La volonté de faire disparaître le juge d’instruction n’est-elle pas celle de détruire une obstruction résiduelle à la domination de l’Etat au sein de la justice ?
Philippe Bilger, le 6 janvier dernier, sur son blog, délire. Voici la conclusion de son papier :
"L’inquisitoire, qu’on le veuille ou non, c’est tout de même le triomphe de ce qui s’affirme indiscutable et qui ne supporte pas d’être discuté, le culte du décret et, souvent, de la pétition de principe. Avec l’accusatoire, cela en serait fini du décret d’autorité et de l’autorité du décret. Plus aucun professionnel ne pourrait s’abriter derrière son statut, son apparence, son discours stéréotypé. L’accusateur aurait la mission et la charge d’affronter, à visage découvert, sans le secours d’aucun appareil, l’avocat obligé de compter sur sa seule compétence, sans la bouée de sauvetage commode des droits de la défense, arme et bouclier à la fois. Les médiocres de part et d’autre n’y survivraient pas.
Il faut achever le juge d’instruction."
Dans pareille configuration, il est à remarquer que, de fait, non seulement l’avocat sera obligé de compter sur sa seule compétence, sans la bouée de sauvetage commode des droits de la défense (sic), mais il devra surtout compter sur les moyens de son client.

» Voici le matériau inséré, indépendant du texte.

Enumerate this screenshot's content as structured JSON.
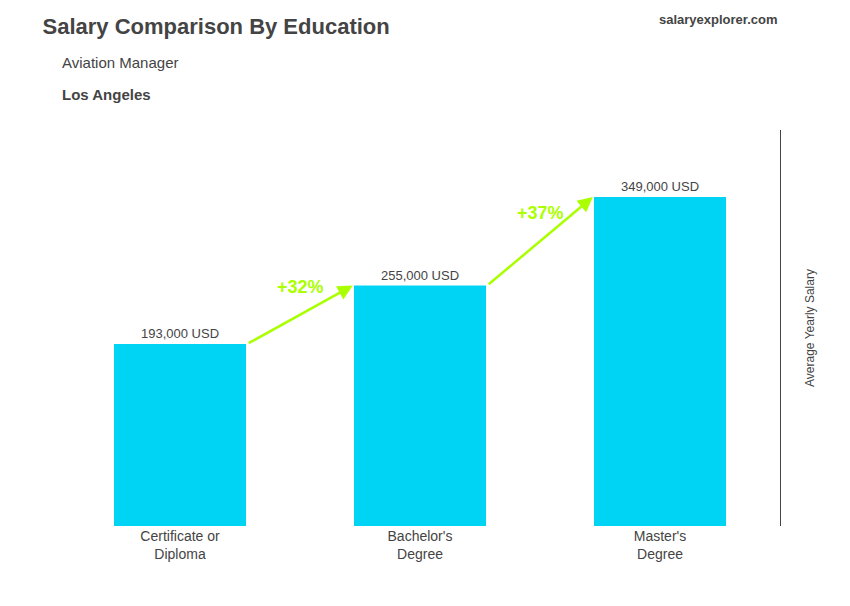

Peut-on voir dans cette volonté de disparition du juge d’instruction le signe d’un glissement étrange de la manifestation de la vérité vers la disponibilité de la vérité ? Dès lors en effet, il n’y a plus, stricto sensu, de mise en examen, mais une accusation directe. L’être encore-innocent que constitue le mis en examen est le premier à savoir s’il est innocent ou coupable. Il délivre ce savoir au juge d’instruction, chargé d’agir utilement pour la manifestation de la vérité de manière inquisitoire. Ce savoir, devant un accusatoire direct, devient un discours, un logos, puisque l’accusatoire ne cherche pas la manifestation de la vérité mais le règne d’un autre discours, celui de la domination. C’est ainsi que dans le registre du plaider-coupable, on obtient des postures déconcertantes au regard de la vérité, puisqu’il arrive, aux USA par exemple, qu’on plaide coupable alors même qu’on est innocent.
C’est en ce sens en effet que s’inscrit la volonté présidentielle : conforter et renforcer un pouvoir dont il a déjà le contrôle (le Parquet et son ministère public) plutôt que de laisser ce pouvoir aux mains de l’inquiétante indépendance, c’est-à-dire de la justice émancipée.
Par "Il faut achever le juge d’instruction", on peut entendre "dans l’idée de justice, la vérité ne compte pas". Instruire à charge et à décharge est un témoignage indépendant et liminaire du débat public qui aura lieu au tribunal.
Si le juge d’instruction signe une ordonnance de remise en liberté (Yldune Lévy) c’est qu’il considère que la liberté de la jeune femme n’est pas un obstacle à la manifestation de la vérité. L’appel interjeté en urgence par le Parquet, en référé détention, signale donc la volonté de ne pas révéler la vérité, ne pas la concéder, comme s’il s’agissait d’une marchandise discursive, et oppose comme argument le "risque de concertation frauduleuse", concept qui au passage cadre bien le fantasme de l’organisation secrète et invisible à des fins terroristes. Ainsi, quand le juge d’instruction dit "encore innocente", le parquet -ventriloque de l’Etat- rétorque "déjà coupable".
La démarche s’est précisée, l’actuel occupant du Palais de l’Elysée est passé du constat qu’il fallait "sortir de l’isolement le juge d’instruction" à la suppression nette de cette fonction qui, plus qu’isolée, est encore indépendante. Je pense par ailleurs qu’il demeure inconcevable pour ce gouvernement-là de sortir de la dépendance le Parquet. Ce dernier est une arme relativement efficace et qui le sera davantage avec des droits de la défense encore plus réduits et plus ou moins accessibles selon les moyens financiers dont on dispose. La magistrature dite debout est bien souvent à genoux et aux ordres de l’Etat, aussi le principe accusatoire qui ici veut être instauré est un danger supplémentaire pour ce que d’aucuns nomment la démocratie.